He chopped that Kenyi up to nothing, and in a sick way, it made me feel good.


----------



## theanimedude (Jun 4, 2005)

Zesty said:


> theanimedude said:
> 
> 
> > Zesty said:
> ...

















wow......u are lucky.....i heard the irritan is meaner......what tank size do you have for ur elong? i'm gonna get a 60 gal so irritan works for me....but your elong sounds damn sexy.......for now i have a piranha that is an unknown. people say it may be a compressus, altuvie, or a gold diamond rhom. weird eh!? leading towards the compressus though....


----------



## "qickshot" (Apr 19, 2005)

lol


----------



## Zesty (Sep 17, 2004)

theanimedude, I have my Elong in a 60g. He really deserves more, but I am just not willing to devote a bigger tank to a single fish right now!

I have also heard that Irritans are very aggressive, and I'm sure they are. I just know that one thing the Elong will always have on them is the jaw and body structure...just designed for more devastation!

I've never owned an Irritans, but I really don't feel like I'm missing out on anything.

I actually bought the Elong from some stud on WW for $50! My friend was offering me $250+ all of his fish! No sh*t, I still wouldn't sell it.

Once you get a fish that you like, no amount of money seems reasonable!

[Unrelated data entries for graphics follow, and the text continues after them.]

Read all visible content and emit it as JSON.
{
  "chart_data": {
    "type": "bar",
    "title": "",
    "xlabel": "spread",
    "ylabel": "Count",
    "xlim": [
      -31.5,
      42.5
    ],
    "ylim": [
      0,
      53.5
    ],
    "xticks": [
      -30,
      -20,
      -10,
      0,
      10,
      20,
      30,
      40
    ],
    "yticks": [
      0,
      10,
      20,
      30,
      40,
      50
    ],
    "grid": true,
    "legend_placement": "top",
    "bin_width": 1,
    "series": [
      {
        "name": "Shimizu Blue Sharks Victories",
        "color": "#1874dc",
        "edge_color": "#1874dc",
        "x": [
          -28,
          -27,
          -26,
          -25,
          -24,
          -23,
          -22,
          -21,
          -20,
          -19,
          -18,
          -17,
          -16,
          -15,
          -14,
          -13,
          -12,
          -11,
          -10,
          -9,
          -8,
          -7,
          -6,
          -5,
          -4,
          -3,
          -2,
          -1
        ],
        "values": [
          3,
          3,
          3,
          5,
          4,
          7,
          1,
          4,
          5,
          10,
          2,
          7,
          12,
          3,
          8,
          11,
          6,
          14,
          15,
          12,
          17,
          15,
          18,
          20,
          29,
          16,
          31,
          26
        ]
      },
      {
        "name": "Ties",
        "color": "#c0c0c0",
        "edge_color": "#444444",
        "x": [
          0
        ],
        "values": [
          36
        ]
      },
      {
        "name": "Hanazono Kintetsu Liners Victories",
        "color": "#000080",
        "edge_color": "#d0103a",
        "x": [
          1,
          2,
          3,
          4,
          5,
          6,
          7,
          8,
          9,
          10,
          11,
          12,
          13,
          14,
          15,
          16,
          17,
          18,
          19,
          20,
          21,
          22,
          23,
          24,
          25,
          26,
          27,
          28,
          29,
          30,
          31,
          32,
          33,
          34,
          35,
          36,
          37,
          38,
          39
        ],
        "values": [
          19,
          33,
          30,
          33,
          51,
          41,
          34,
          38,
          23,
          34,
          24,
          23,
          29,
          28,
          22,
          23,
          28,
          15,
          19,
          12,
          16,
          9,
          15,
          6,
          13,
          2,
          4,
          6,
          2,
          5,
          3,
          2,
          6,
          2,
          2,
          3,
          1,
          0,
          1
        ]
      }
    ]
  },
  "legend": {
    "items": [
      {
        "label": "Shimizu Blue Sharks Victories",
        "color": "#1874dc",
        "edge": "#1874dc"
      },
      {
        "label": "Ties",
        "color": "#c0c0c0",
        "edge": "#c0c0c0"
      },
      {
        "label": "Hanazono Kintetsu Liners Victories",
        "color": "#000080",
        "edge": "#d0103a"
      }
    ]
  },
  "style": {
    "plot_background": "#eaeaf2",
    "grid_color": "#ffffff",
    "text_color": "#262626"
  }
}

I love my Elong!

seriously, I'm always trying to read on my waterbed, and the Elong tank sits to the side on a 3.5' tall dresser. I can never concentrate because I always look up, and he's trying to punk me! So I start running my hand back and forth on the glass, and he follows my hand trying to bite me....it's realy entertaining and I don't get to read like I should because of it.


----------



## Zesty (Sep 17, 2004)

Please don't flame me, but I actually have 2 jeck dampseys living with my Elong. I just put a clay pot that the Elong can't fit it, and they have been the clean up crew for over 2 months now.

It's crazy throwing a big chunk of chicken heart in there, and the Elong takes it, and then the JD's will try and take it from his mouth...damn cichlids are nuts.


----------



## FLsunshine (Mar 15, 2005)

most agressive ive owned is a gold spilo their the only p ive owned that will fight anything i mean they get into it they dont jsut run away lie pygos they turn around and fight and when theyre hunting theyre wicked ambushers


----------